A bias for “share by default” doesn’t mean you will wind up sharing everything in public. It only means that you’re looking for reasons to not share information. This is as opposed to looking for explicit reasons to share information. Just because you, in your limited wisdom, can’t come up with a reason to share information, doesn’t mean a good reason does not exist.
In the absence of a compelling reason to keep information to yourself, you should share it, even if you’re not sure other people need to know it.
Lightbulb Moment
I learned this lesson some time ago when I was in a meeting with leaders from other departments. An executive spoke about how we’d market the feature my team was working on with features two other teams built, as a package aimed at a segment of target customers. I gathered that many in the room had known about this marketing effort for weeks, but it was the first time I had heard of it. I realized that if I didn’t have this context, my team didn’t either.

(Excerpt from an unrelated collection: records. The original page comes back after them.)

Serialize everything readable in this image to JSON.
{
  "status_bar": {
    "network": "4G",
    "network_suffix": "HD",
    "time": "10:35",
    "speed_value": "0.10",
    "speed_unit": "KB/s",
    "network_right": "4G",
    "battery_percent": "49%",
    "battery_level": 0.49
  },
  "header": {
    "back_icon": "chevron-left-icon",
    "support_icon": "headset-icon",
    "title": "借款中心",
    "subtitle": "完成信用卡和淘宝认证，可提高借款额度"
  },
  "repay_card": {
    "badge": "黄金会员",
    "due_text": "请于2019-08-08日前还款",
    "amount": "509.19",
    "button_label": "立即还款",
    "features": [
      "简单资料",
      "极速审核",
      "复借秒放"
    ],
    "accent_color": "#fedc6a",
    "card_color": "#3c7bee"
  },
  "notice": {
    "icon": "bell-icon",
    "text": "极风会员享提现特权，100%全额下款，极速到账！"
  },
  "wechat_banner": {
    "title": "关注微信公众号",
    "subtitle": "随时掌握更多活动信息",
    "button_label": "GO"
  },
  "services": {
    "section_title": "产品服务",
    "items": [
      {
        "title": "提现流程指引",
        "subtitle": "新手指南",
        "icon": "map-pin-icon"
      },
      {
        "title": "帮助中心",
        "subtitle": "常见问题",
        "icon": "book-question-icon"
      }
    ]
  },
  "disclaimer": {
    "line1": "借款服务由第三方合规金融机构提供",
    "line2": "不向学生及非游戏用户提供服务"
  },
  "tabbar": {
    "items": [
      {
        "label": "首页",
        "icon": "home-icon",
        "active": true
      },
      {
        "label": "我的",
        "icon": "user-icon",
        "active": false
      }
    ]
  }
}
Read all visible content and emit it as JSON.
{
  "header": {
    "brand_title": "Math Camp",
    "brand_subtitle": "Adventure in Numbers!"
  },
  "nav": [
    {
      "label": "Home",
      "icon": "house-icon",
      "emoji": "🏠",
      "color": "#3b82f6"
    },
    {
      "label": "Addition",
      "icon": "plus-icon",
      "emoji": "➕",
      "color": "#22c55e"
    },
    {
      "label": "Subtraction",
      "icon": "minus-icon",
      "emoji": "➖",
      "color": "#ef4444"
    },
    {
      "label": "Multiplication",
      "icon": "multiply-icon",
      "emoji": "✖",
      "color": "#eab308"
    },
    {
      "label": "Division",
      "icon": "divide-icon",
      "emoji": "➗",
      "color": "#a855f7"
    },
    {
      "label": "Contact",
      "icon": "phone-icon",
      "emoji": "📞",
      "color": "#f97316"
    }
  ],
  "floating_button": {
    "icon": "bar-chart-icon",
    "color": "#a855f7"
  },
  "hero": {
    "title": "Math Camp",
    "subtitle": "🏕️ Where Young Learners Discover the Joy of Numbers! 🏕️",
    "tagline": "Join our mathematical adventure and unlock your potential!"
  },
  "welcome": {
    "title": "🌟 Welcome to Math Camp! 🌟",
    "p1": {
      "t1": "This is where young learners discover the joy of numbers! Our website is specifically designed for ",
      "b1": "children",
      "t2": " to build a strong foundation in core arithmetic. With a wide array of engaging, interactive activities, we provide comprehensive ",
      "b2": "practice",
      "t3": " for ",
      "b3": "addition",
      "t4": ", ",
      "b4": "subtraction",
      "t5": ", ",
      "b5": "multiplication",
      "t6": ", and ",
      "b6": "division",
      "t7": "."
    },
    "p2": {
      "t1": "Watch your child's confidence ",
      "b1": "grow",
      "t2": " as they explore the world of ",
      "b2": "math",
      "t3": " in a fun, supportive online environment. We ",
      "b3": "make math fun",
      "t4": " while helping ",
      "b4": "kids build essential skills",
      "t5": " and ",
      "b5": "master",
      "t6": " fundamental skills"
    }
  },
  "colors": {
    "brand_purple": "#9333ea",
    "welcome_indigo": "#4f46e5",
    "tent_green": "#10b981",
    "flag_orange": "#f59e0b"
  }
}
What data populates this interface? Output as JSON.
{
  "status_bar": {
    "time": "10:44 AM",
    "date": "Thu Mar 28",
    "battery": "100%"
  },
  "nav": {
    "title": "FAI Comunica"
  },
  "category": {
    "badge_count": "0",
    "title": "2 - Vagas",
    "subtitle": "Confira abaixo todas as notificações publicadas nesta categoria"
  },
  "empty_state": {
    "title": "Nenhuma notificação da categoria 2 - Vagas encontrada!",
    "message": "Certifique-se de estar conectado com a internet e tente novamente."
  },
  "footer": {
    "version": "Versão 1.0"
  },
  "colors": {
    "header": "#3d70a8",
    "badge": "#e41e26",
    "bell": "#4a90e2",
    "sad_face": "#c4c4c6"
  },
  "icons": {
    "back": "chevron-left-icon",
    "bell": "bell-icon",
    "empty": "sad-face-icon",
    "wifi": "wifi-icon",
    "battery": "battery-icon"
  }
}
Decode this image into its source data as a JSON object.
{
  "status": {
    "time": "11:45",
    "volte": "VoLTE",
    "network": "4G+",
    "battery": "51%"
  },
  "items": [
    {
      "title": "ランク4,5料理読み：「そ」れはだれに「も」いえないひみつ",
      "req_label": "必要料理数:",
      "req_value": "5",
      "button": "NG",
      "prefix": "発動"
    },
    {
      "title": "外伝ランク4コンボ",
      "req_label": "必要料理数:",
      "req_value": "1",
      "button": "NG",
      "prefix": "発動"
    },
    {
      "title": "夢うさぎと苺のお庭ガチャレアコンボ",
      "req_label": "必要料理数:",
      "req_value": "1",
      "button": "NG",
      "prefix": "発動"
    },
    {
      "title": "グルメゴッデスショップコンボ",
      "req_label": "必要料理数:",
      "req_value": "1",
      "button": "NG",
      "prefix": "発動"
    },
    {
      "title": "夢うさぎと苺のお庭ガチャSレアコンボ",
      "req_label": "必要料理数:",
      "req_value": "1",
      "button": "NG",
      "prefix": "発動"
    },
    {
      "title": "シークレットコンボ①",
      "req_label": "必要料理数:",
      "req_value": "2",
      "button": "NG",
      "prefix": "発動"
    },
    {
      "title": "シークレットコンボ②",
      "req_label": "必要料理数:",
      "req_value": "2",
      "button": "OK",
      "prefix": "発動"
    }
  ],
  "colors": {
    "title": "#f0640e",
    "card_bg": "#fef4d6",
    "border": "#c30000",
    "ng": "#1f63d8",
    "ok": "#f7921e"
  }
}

At our next standup I said something like, “I was in a meeting yesterday where I heard the feature we’re working on will be marketed together with these other features. Here’s how the rest of the company is viewing our work. Thought you’d all like to know.”
Having that knowledge didn’t help anyone write better code. But it did renew the team’s sense of purpose in their work. We saw our effort in the larger context of the company’s goals. We realized other teams were depending on our work in a way that we hadn’t before.
Since that meeting, as a manager I have become more aggressive in seeking out information and context. The goal is to then share it with my team. For example, when in discussions with a PM about a feature, I will often say, “There should be nothing you know about this feature, that we don’t. Give us everything.”
Far from overloading your team with information, you will communicate that you trust them to synthesize new information, and make good decisions with it.
You are also exemplifying the traits they will need when they are technical leaders.